Q: How did having “a chip on one’s shoulder” come to mean spoiling for a fight?

A: When the expression originated in 19th-century America, it referred literally to a wood chip “carried as a challenge to others,” according to the Oxford English Dictionary.

Today it’s a colloquial term for “a belligerent attitude,” says the Random House Historical Dictionary of American Slang.

Etymologists have traced the usage back to the early 1800s, when an American boy looking for a fight would place a chip of wood on his shoulder and dare another boy to knock it off—reminiscent of the medieval knight who’d throw down his gauntlet, challenging another to pick it up.

The earliest written reference that we’ve seen for the American practice is in Letters from the South, an 1817 collection of letters written the year before by the American writer James Kirke Paulding:

“A man rode furiously by on horseback, and swore he’d be d—d if he could not lick any man who dared to crook his elbow at him.

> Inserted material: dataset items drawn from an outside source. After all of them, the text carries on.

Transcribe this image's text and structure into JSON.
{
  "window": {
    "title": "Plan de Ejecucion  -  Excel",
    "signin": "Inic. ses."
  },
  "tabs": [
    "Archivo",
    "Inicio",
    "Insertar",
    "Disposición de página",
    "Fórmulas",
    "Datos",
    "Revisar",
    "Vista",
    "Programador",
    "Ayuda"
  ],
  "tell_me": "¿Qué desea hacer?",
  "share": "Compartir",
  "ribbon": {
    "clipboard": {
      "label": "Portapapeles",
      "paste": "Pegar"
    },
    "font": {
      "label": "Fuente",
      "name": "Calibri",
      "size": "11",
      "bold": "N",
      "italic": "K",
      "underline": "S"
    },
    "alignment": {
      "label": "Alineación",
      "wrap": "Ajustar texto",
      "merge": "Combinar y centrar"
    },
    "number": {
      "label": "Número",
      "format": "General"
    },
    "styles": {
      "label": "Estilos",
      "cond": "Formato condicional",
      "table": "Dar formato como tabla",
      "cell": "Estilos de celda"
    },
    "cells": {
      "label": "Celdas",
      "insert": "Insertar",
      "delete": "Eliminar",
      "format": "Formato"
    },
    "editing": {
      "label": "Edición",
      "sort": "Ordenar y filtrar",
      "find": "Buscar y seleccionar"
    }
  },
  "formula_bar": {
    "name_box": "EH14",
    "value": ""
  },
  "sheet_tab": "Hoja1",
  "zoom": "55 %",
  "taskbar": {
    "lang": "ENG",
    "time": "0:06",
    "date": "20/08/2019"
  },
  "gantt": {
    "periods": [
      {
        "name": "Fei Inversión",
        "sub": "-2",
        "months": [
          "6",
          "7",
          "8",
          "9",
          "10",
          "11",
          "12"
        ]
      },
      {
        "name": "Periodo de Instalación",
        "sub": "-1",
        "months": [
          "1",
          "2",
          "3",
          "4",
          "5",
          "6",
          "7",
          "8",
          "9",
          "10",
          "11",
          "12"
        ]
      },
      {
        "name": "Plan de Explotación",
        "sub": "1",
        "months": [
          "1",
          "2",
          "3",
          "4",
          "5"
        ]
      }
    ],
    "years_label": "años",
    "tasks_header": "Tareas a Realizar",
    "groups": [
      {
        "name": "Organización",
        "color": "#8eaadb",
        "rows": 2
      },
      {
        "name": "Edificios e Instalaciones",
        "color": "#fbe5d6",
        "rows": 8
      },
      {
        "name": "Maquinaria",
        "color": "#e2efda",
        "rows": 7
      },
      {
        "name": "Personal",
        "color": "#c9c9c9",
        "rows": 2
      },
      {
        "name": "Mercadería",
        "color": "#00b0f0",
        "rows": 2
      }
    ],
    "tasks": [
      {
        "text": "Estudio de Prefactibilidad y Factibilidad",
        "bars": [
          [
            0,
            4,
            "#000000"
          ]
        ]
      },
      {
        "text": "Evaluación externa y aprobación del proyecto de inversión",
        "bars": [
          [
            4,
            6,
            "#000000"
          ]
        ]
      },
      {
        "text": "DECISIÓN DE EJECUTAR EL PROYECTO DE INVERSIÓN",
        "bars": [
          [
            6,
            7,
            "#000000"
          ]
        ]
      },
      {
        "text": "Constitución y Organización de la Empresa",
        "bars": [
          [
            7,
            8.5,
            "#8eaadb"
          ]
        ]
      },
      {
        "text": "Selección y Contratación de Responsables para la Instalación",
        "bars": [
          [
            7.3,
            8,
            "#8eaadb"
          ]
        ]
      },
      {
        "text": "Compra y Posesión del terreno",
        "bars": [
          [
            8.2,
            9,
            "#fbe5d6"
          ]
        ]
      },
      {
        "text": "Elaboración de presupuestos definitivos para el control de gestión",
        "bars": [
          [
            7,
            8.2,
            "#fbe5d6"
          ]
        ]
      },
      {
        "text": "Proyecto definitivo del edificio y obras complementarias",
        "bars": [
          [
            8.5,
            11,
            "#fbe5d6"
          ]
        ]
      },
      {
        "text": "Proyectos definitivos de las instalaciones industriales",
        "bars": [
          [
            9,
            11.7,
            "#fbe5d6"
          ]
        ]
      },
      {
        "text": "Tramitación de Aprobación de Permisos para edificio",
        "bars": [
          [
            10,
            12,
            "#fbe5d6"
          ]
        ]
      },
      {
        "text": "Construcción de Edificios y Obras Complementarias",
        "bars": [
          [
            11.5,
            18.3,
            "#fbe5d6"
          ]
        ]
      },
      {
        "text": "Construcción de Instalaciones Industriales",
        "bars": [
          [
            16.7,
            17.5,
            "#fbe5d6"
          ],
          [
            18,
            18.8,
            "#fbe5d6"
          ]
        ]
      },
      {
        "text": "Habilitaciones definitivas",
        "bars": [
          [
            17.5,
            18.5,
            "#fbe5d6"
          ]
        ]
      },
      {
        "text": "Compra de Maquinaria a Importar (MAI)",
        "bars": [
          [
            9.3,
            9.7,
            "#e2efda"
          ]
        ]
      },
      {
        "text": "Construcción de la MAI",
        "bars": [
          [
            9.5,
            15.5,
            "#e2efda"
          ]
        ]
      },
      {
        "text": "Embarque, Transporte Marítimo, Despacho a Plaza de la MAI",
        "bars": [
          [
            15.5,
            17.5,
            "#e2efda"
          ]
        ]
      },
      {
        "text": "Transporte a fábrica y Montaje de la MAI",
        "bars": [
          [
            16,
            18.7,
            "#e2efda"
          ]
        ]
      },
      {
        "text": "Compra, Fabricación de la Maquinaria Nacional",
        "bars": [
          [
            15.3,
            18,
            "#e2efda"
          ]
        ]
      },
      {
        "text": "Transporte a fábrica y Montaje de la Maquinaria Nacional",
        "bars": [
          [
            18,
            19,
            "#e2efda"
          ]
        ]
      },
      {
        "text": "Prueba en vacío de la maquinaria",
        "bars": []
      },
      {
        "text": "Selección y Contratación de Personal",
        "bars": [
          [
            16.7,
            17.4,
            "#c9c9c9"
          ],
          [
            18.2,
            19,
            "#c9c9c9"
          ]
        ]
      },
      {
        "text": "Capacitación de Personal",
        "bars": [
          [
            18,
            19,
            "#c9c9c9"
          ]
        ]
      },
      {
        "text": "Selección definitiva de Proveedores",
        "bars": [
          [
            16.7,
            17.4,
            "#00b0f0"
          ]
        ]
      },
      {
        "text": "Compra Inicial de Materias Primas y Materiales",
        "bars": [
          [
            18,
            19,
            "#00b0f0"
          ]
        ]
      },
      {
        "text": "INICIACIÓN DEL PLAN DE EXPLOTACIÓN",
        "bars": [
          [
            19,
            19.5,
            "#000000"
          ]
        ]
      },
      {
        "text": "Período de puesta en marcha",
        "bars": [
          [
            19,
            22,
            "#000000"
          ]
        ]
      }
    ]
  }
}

This, it seems, is equivalent to throwing the glove in days of yore, or to the boyish custom of knocking a chip off the shoulder.”

An OED citation from the May 20, 1830, issue of the Long Island Telegraph (Hempstead, NY), describes the practice in more detail:

“When two churlish boys were determined to fight, a chip would be placed on the shoulder of one, and the other demanded to knock it off at his peril.”

By the mid-1800s, “a chip on one’s shoulder” was being used figuratively, as in this Oxford example from the March 17, 1855, Weekly Oregonian (Portland), which refers to a challenge made in a newspaper editorial:

“Leland, in his last issue, struts out with a chip on his shoulder, and dares Bush to knock it off.” (Alonzo Leland was editor of the Democratic Standard, and Asahel Bush was editor and owner of the Oregon Statesman.)

And here’s a figurative canine example in the dictionary: “The way that dog went about with a chip on his shoulder … was enough to spoil the sweetest temper” (from the October 1887 issue of Harper’s New Monthly Magazine).

Some websites mistakenly trace the expression to a labor protest at the Chatham Dockyard in Kent, England, in the mid-18th century.

Although a shipwright carried wood home on his shoulder to protest regulations prohibiting the practice, the expression “a chip on one’s shoulder” didn’t show up in writing until a century later—on the other side of the Atlantic. There’s no evidence that would connect the protest with the American usage.